2. What are the "tokens" to parse?
   • Digits (it might be multi-digit)
   • Letters
   • Opening bracket [
   • Closing bracket ]
3. When should we recurse?
   • When seeing [? Or after seeing ]? Or before seeing ]?
   • When seeing ], we can recurse to parse the content inside [].
4. What's the unit of work?
   • Decode characters until we meet ] or the end of the string.

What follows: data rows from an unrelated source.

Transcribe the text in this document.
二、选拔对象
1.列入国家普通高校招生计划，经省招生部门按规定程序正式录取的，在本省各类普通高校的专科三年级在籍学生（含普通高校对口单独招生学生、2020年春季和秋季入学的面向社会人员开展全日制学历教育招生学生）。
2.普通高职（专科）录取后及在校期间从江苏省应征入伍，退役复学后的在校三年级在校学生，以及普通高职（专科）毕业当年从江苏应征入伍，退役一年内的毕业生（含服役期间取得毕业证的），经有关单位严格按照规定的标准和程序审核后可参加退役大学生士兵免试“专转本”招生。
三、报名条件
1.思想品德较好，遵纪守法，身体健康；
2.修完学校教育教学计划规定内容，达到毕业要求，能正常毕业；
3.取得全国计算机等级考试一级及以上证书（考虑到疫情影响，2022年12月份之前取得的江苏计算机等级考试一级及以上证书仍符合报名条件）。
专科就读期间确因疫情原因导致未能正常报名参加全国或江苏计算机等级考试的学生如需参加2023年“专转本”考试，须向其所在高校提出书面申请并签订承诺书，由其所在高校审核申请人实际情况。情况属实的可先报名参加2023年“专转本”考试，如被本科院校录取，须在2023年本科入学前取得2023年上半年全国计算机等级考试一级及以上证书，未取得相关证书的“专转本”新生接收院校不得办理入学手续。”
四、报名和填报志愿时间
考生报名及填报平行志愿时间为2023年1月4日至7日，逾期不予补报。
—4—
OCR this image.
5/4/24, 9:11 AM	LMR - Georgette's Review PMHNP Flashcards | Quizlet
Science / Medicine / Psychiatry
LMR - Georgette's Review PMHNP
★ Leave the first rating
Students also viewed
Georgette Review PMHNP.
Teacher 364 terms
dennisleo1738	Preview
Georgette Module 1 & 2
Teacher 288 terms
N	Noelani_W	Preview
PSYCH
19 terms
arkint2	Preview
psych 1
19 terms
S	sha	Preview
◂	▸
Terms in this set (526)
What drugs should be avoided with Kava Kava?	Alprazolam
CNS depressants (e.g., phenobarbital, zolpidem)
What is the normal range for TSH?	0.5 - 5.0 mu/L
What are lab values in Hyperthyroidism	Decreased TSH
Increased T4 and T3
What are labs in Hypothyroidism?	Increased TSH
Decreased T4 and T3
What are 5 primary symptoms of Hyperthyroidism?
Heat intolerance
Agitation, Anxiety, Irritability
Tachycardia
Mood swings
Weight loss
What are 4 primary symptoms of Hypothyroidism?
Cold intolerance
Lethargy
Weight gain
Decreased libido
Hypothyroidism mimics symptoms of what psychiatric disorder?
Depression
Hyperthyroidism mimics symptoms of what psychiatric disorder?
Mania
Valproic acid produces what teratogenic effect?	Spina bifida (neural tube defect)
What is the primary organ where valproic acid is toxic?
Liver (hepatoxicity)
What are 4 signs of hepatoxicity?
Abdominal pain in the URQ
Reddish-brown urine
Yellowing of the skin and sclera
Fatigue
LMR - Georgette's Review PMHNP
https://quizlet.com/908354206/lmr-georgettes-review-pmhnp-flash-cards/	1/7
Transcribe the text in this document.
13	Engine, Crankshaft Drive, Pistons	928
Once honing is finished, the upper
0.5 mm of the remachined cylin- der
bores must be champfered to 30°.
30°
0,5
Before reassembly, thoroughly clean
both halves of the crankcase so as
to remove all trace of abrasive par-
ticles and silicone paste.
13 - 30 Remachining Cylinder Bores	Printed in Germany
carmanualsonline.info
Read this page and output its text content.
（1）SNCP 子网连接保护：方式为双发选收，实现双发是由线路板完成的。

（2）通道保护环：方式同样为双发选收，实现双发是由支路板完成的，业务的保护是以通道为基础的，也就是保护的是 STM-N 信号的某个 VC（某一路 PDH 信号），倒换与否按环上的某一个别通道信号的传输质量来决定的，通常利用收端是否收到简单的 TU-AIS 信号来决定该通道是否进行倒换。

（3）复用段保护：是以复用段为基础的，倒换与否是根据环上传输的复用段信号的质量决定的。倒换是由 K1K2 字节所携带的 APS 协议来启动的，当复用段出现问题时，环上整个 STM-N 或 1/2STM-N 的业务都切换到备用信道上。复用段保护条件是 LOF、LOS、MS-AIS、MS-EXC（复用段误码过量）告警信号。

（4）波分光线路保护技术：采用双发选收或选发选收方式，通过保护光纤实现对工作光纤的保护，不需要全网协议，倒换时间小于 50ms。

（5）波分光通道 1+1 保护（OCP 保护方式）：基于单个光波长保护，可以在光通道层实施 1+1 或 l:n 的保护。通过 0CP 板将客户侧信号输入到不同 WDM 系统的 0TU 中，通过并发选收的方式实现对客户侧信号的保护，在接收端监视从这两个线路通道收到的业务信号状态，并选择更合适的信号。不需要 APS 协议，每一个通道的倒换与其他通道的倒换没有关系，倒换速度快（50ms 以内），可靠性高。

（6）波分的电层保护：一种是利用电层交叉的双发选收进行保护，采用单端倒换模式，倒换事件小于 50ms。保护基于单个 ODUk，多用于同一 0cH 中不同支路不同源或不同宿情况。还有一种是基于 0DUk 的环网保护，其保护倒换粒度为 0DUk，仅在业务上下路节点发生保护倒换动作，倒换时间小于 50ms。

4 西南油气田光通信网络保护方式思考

The pattern k[...] can be decoded recursively. The content inside [...] has the same structure as the entire problem.

"3[a2[c]]"
    ↓
    "a2[c]" ← This is another encoded string! Same format as the input!
    ↓
    "c" ← Base case: just a letter

// Recursive thinking:
decode("3[a2[c]]") 
    = repeat(3, decode("a2[c]"))
                ^^^^^^^^^^^^^^^ 
                ↑
                This is a recursive call!

When we see [:

• We need to decode what's inside.
• Inside might have more [...] nested. → Recursive call.
• Keep decoding until we meet ].

When we meet ]:

• We're done with this level.
• Return the decoded string.

Let's trace "3[a2[c]]" step by step:

Call stack visualization:

  decode(s, index=0)
  ├─ Read '3' → number = 3
  ├─ See '[' at index=1
  │  ├─ index = 2
  │  ├─ RECURSE: decode(s, index=2)  ← Start of nested call
  │  │  ├─ Read 'a' → result = "a"
  │  │  ├─ Read '2' → number = 2
  │  │  ├─ See '[' at index=4
  │  │  │  ├─ index = 5
  │  │  │  ├─ RECURSE: decode(s, index=5)  ← Deeper nesting
  │  │  │  │  ├─ Read 'c' → result = "c"
  │  │  │  │  ├─ See ']' at index=6
  │  │  │  │  └─ RETURN "c" (index now = 7)
  │  │  │  ├─ nested = "c"
  │  │  │  ├─ result = "a" + "c" * 2 = "a" + "cc" = "acc"
  │  │  │  ├─ See ']' at index=7
  │  │  │  └─ RETURN "acc" (index now = 8)
  │  ├─ nested = "acc"
  │  ├─ result = "" + "acc" * 3 = "accaccacc"
  │  └─ index = 8 (end of string)
  └─ RETURN "accaccacc"

Final result: "accaccacc"

private var i = 0

fun decodeString(s: String): String {
    val n = s.length
    var num = 0
    val str = StringBuilder()
    while (i < n) {
        val c = s[i]
        when {
            // 1. Build the multiplier
            c.isDigit() -> {
                num = num * 10 + (c - '0')
                i++
            }
            // 2. Dive: The unit of work is everything inside `[...]`.
            c == '[' -> {
                i++ // Skip `[`
                val nestedStr = decodeString(s)
                repeat(num) {
                    str.append(nestedStr)
                }
                // Remember to reset the number for the next nested string.
                num = 0
            }
            // 3. Return: This unit of work is finished
            c == ']' -> {
                i++ // Skip `]`
                // Hits the end of the nested string, we returns the current result to the caller.
                return str.toString()
            }
            // 4. Base Case: Just a character
            else -> {
                str.append(c)
                i++
            }
        }
    }

    // Or hits the end of the string, it might not nested, like "abc", we just return the result.
    return str.toString()
}

• Time Complexity: O(s + S) where s is the length of the encoded string and S is the total length after decoding.
• Space Complexity: O(D + S) where D is the depth of the nested string and S is the total length after decoding.